Biofuels are promoted to help mitigate global climate change. However, their production can easily lead to significant greenhouse gas emissions resulting from land conversion and other sources. A team of scientists charted greenhouse gas emissions resulting from biofuel production, presenting them as global maps. Dedicated crops grown on grasslands, savannahs and abandoned agricultural lands could provide around 30 exajoules per year (i.e. a third of current global energy consumption for transport) with relatively low CO2 emissions measured over the century as a whole. These findings were published today in Nature Climate Change.

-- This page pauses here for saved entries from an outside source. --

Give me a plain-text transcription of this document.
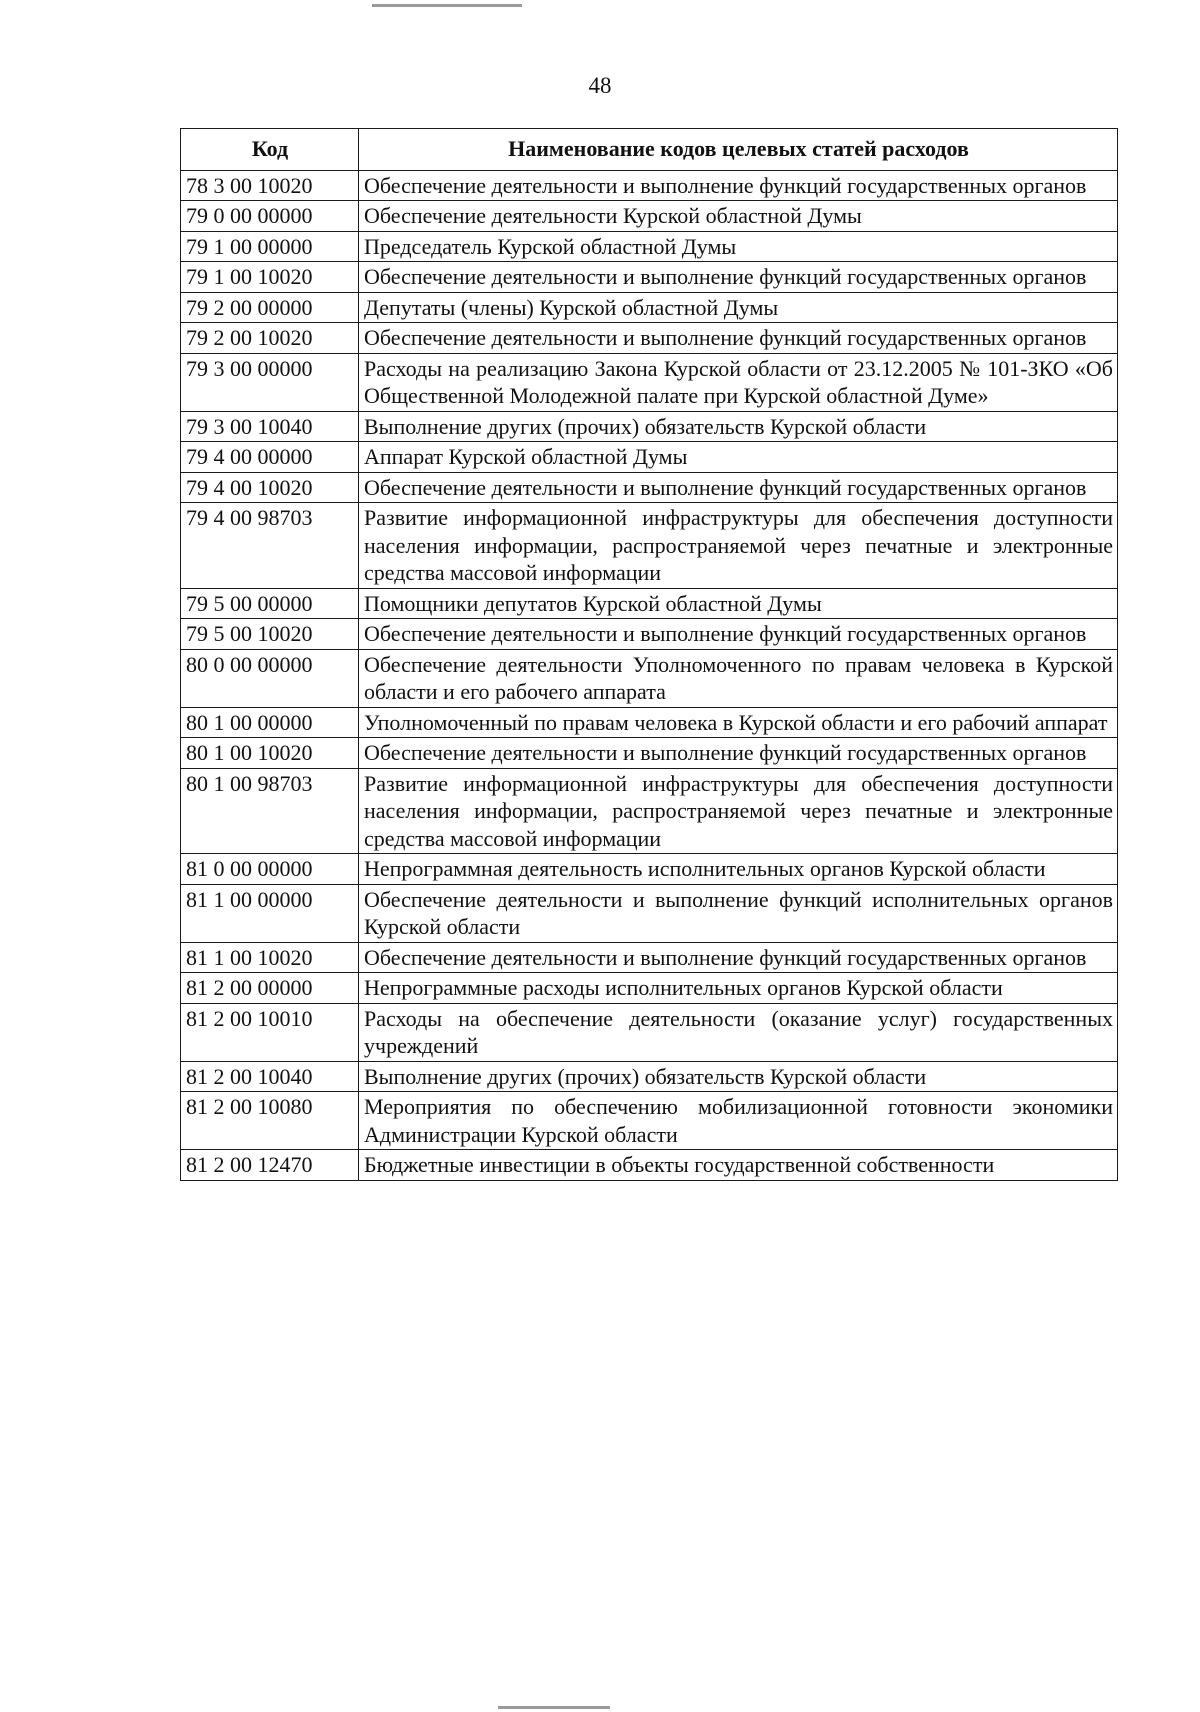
48
Код	Наименование кодов целевых статей расходов
78 3 00 10020	Обеспечение деятельности и выполнение функций государственных органов
79 0 00 00000	Обеспечение деятельности Курской областной Думы
79 1 00 00000	Председатель Курской областной Думы
79 1 00 10020	Обеспечение деятельности и выполнение функций государственных органов
79 2 00 00000	Депутаты (члены) Курской областной Думы
79 2 00 10020	Обеспечение деятельности и выполнение функций государственных органов
79 3 00 00000	Расходы на реализацию Закона Курской области от 23.12.2005 № 101-ЗКО «Об Общественной Молодежной палате при Курской областной Думе»
79 3 00 10040	Выполнение других (прочих) обязательств Курской области
79 4 00 00000	Аппарат Курской областной Думы
79 4 00 10020	Обеспечение деятельности и выполнение функций государственных органов
79 4 00 98703	Развитие информационной инфраструктуры для обеспечения доступности населения информации, распространяемой через печатные и электронные средства массовой информации
79 5 00 00000	Помощники депутатов Курской областной Думы
79 5 00 10020	Обеспечение деятельности и выполнение функций государственных органов
80 0 00 00000	Обеспечение деятельности Уполномоченного по правам человека в Курской области и его рабочего аппарата
80 1 00 00000	Уполномоченный по правам человека в Курской области и его рабочий аппарат
80 1 00 10020	Обеспечение деятельности и выполнение функций государственных органов
80 1 00 98703	Развитие информационной инфраструктуры для обеспечения доступности населения информации, распространяемой через печатные и электронные средства массовой информации
81 0 00 00000	Непрограммная деятельность исполнительных органов Курской области
81 1 00 00000	Обеспечение деятельности и выполнение функций исполнительных органов Курской области
81 1 00 10020	Обеспечение деятельности и выполнение функций государственных органов
81 2 00 00000	Непрограммные расходы исполнительных органов Курской области
81 2 00 10010	Расходы на обеспечение деятельности (оказание услуг) государственных учреждений
81 2 00 10040	Выполнение других (прочих) обязательств Курской области
81 2 00 10080	Мероприятия по обеспечению мобилизационной готовности экономики Администрации Курской области
81 2 00 12470	Бюджетные инвестиции в объекты государственной собственности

Numerous policymakers and scientists expect biofuels to play an important role in combating climate change. The reason is that the CO2 released when burning biofuel is first absorbed in the production of the crops, resulting in no net emissions from combustion. But there is a down side: biofuel production often requires the use of (new) agricultural land. As a result, large-scale biofuel production can be accompanied by the loss of natural vegetation. “The CO2 stored in the natural vegetation therefore disappears into the atmosphere. What’s more, the vegetation also no longer absorbs CO2”, says principal author Vassilis Daioglou, who is associated with the Netherlands Environmental Assessment Agency (PBL) and Utrecht University. "The disadvantageous aspect must be offset against the advantages of biofuels."
This Nature Climate Change publication is the first study to systematically chart the volume of greenhouse gases released, and present them with respect to the volume of biofuel production. The study was conducted using a global biophysical model, therefore taking account of geographical differences: land Bio-development in Canada’s boreal forest, for example, leads to much higher CO2 emissions than on Argentinian grasslands. But there are also significant differences within a single country.
Potential for biofuel
The maps make it possible to evaluate the long-term impact of biofuel production on different locations. “This also makes it possible to better understand why earlier studies often show a broad range of results – because different assumptions are generally made about the respective specific locations”, adds Detlef van Vuuren, project leader at PBL and professor at Utrecht University. The net effect of the emissions can be compared with that of avoided emissions from fossil fuels. Biofuel could produce around 30 exajoules a year by 2050 without moving into forests, with an emission factor that leads to a halving of fossil fuel emissions. This number would approach 100 exajoules if forest area with low emission factors are included, or if a less strict emission criterion is used. Current energy consumption is around 100 exajoules a year for transport.
Environmental policy will therefore have to ensure that biofuel is only produced at favourable locations. Only under strictly defined conditions can biofuel help us achieve the targets set in the Paris Agreement.